Demetri Martin: Smart, silly, funny

I’m so happy when a comedian doesn’t resort to contrived anger and constant profanity that I’m prone to overpraise. That said, I laughed hard and often at “Important Things with Demetri Martin” (9:30 p.m., Comedy Central).

Martin draws on a lot of influences and does a lot of different things in a half-hour. And he makes all of them seem small and easy. But in its sum total, “Important Things” is audacious, silly and smart.

Martin promises to cover one “Important” topic per show and addresses subjects like power and timing in the form of a fake lecture or corporate presentation. He uses a simple projector to accompany his observations. Each show includes simple stand-up, sketch comedy, animation and mock-serious folk songs and rock numbers.

Amanda Peet shares a sketch with Martin about an actor with the worst timing in the world. In a future episode, Martin inhabits a wonderfully rendered comic book, portraying an angry young man who becomes a superhero to avenge the murder of his beloved father only to be driven to obesity and analysis when he discovers that Dad really died of Lyme disease.

With his deadpan understatement and deceptively dumb approach to serious issues, Martin draws on any number of comic traditions. If you can imagine the little brother of Ray Romano or Adam Sandler channeling the observational humor of Jerry Seinfeld while affecting the tone of “Napoleon Dynamite,” you’re getting close.

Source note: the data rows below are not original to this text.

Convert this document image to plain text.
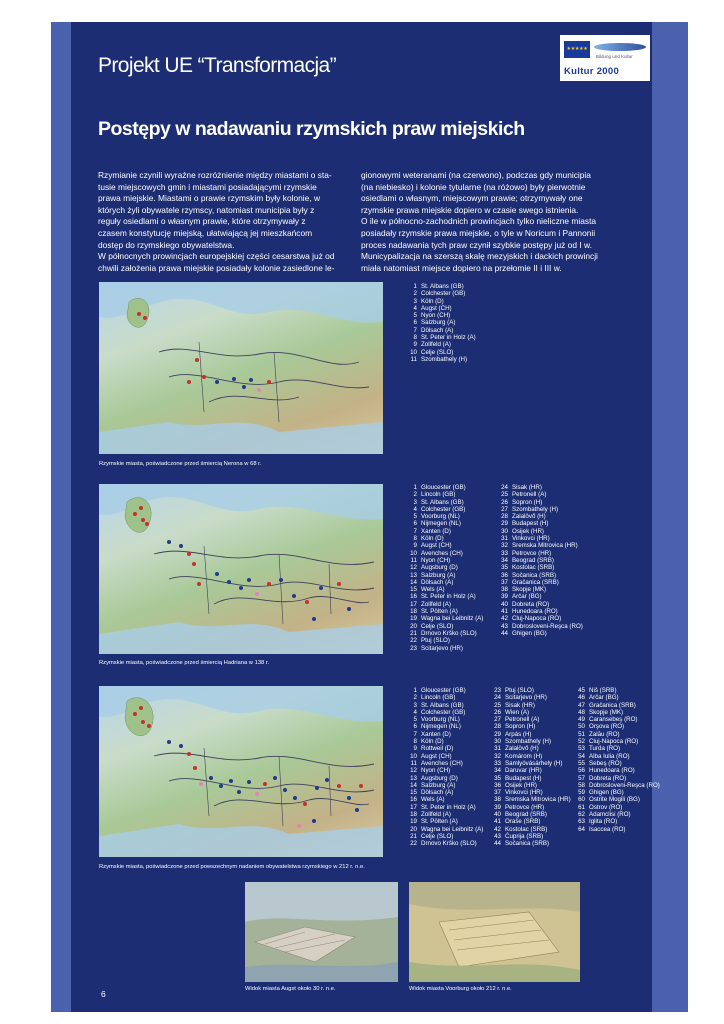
Projekt UE “Transformacja”
★★★★★
Bildung und Kultur
Kultur 2000
Postępy w nadawaniu rzymskich praw miejskich

Rzymianie czynili wyraźne rozróżnienie między miastami o sta-

tusie miejscowych gmin i miastami posiadającymi rzymskie

prawa miejskie. Miastami o prawie rzymskim były kolonie, w

których żyli obywatele rzymscy, natomiast municipia były z

reguły osiedlami o własnym prawie, które otrzymywały z

czasem konstytucję miejską, ułatwiającą jej mieszkańcom

dostęp do rzymskiego obywatelstwa.

W północnych prowincjach europejskiej części cesarstwa już od

chwili założenia prawa miejskie posiadały kolonie zasiedlone le-

gionowymi weteranami (na czerwono), podczas gdy municipia

(na niebiesko) i kolonie tytularne (na różowo) były pierwotnie

osiedlami o własnym, miejscowym prawie; otrzymywały one

rzymskie prawa miejskie dopiero w czasie swego istnienia.

O ile w północno-zachodnich prowincjach tylko nieliczne miasta

posiadały rzymskie prawa miejskie, o tyle w Noricum i Pannonii

proces nadawania tych praw czynił szybkie postępy już od I w.

Municypalizacja na szerszą skalę mezyjskich i dackich prowincji

miała natomiast miejsce dopiero na przełomie II i III w.

Rzymskie miasta, poświadczone przed śmiercią Nerona w 68 r.
1 St. Albans (GB)
2 Colchester (GB)
3 Köln (D)
4 Augst (CH)
5 Nyon (CH)
6 Salzburg (A)
7 Dölsach (A)
8 St. Peter in Holz (A)
9 Zollfeld (A)
10 Celje (SLO)
11 Szombathely (H)
Rzymskie miasta, poświadczone przed śmiercią Hadriana w 138 r.
1 Gloucester (GB)
2 Lincoln (GB)
3 St. Albans (GB)
4 Colchester (GB)
5 Voorburg (NL)
6 Nijmegen (NL)
7 Xanten (D)
8 Köln (D)
9 Augst (CH)
10 Avenches (CH)
11 Nyon (CH)
12 Augsburg (D)
13 Salzburg (A)
14 Dölsach (A)
15 Wels (A)
16 St. Peter in Holz (A)
17 Zollfeld (A)
18 St. Pölten (A)
19 Wagna bei Leibnitz (A)
20 Celje (SLO)
21 Drnovo Krško (SLO)
22 Ptuj (SLO)
23 Scitarjevo (HR)
24 Sisak (HR)
25 Petronell (A)
26 Sopron (H)
27 Szombathely (H)
28 Zalalövő (H)
29 Budapest (H)
30 Osijek (HR)
31 Vinkovci (HR)
32 Sremska Mitrovica (HR)
33 Petrovce (HR)
34 Beograd (SRB)
35 Kostolac (SRB)
36 Sočanica (SRB)
37 Gračanica (SRB)
38 Skopje (MK)
39 Arčar (BG)
40 Dobreta (RO)
41 Hunedoara (RO)
42 Cluj-Napoca (RO)
43 Dobrosloveni-Reşca (RO)
44 Ghigen (BG)
Rzymskie miasta, poświadczone przed powszechnym nadaniem obywatelstwa rzymskiego w 212 r. n.e.
1 Gloucester (GB)
2 Lincoln (GB)
3 St. Albans (GB)
4 Colchester (GB)
5 Voorburg (NL)
6 Nijmegen (NL)
7 Xanten (D)
8 Köln (D)
9 Rottweil (D)
10 Augst (CH)
11 Avenches (CH)
12 Nyon (CH)
13 Augsburg (D)
14 Salzburg (A)
15 Dölsach (A)
16 Wels (A)
17 St. Peter in Holz (A)
18 Zollfeld (A)
19 St. Pölten (A)
20 Wagna bei Leibnitz (A)
21 Celje (SLO)
22 Drnovo Krško (SLO)
23 Ptuj (SLO)
24 Scitarjevo (HR)
25 Sisak (HR)
26 Wien (A)
27 Petronell (A)
28 Sopron (H)
29 Arpás (H)
30 Szombathely (H)
31 Zalalövő (H)
32 Komárom (H)
33 Samlyóvásárhely (H)
34 Daruvar (HR)
35 Budapest (H)
36 Osijek (HR)
37 Vinkovci (HR)
38 Sremska Mitrovica (HR)
39 Petrovce (HR)
40 Beograd (SRB)
41 Oraše (SRB)
42 Kostolac (SRB)
43 Ćuprija (SRB)
44 Sočanica (SRB)
45 Niš (SRB)
46 Arčar (BG)
47 Gračanica (SRB)
48 Skopje (MK)
49 Caransebeş (RO)
50 Orşova (RO)
51 Zalău (RO)
52 Cluj-Napoca (RO)
53 Turda (RO)
54 Alba Iulia (RO)
55 Sebeş (RO)
56 Hunedoara (RO)
57 Dobreta (RO)
58 Dobrosloveni-Reşca (RO)
59 Ghigen (BG)
60 Ostrite Mogili (BG)
61 Ostrov (RO)
62 Adamclisi (RO)
63 Iglita (RO)
64 Isaccea (RO)
Widok miasta Augst około 30 r. n.e.	Widok miasta Voorburg około 212 r. n.e.
6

His ability to find the funny in small discoveries is enhanced by a cartoonist’s eye. He takes a simple drawing of a coffee cup and shows how just the addition of a few lines can make it look hot or loud or in motion. He makes similarly sly jokes by adding and subtracting letters to common words. And he does this all with crude pieces of paper, giving his showcase a wonderfully low-tech look.

Martin wraps up tonight’s performance in mad busker style, playing a guitar one-handed while working a sketch pad and a piano keyboard and playing bells with his feet. It’s obvious that other artists could do any of these things better, but during Martin’s act, you really have the sense that nobody could do them all simultaneously quite so well or with so many laughs.

Tonight’s other highlights

• The judges settle on the top 36 talents on a two-hour “American Idol” (7 p.m., Fox).

• Henry Louis Gates (“African American Lives”) looks at the legacy of our 16th president and separates fact from well-embroidered myth on “Looking for Lincoln” (8 p.m., PBS, check local listings).

• The rock-and-roll lifestyle can be murder on “Life” (8 p.m., NBC).

• Zooey Deschanel, M. Ward, Jenny Lewis and Jakob Dylan appear on “Spectacle” (8 p.m., Sundance), hosted by Elvis Costello.

• A tourist’s murder opens a window on a dark trade on “CSI: NY” (9 p.m., CBS).

• A violent protest claims an unwitting victim on “Law & Order” (9 p.m., NBC).

• Locke wants to put time on his side on “Lost” (9 p.m., ABC).

• Patty has the media do her bidding on “Damages” (9 p.m., FX).

Cult choice

Suicidal souls meet in an eerie purgatory in the offbeat 2006 comedy “Wristcutters: A Love Story” (9 p.m., Sundance). A surprising number of reviewers used the word “sweet” to describe this otherwise bleak film.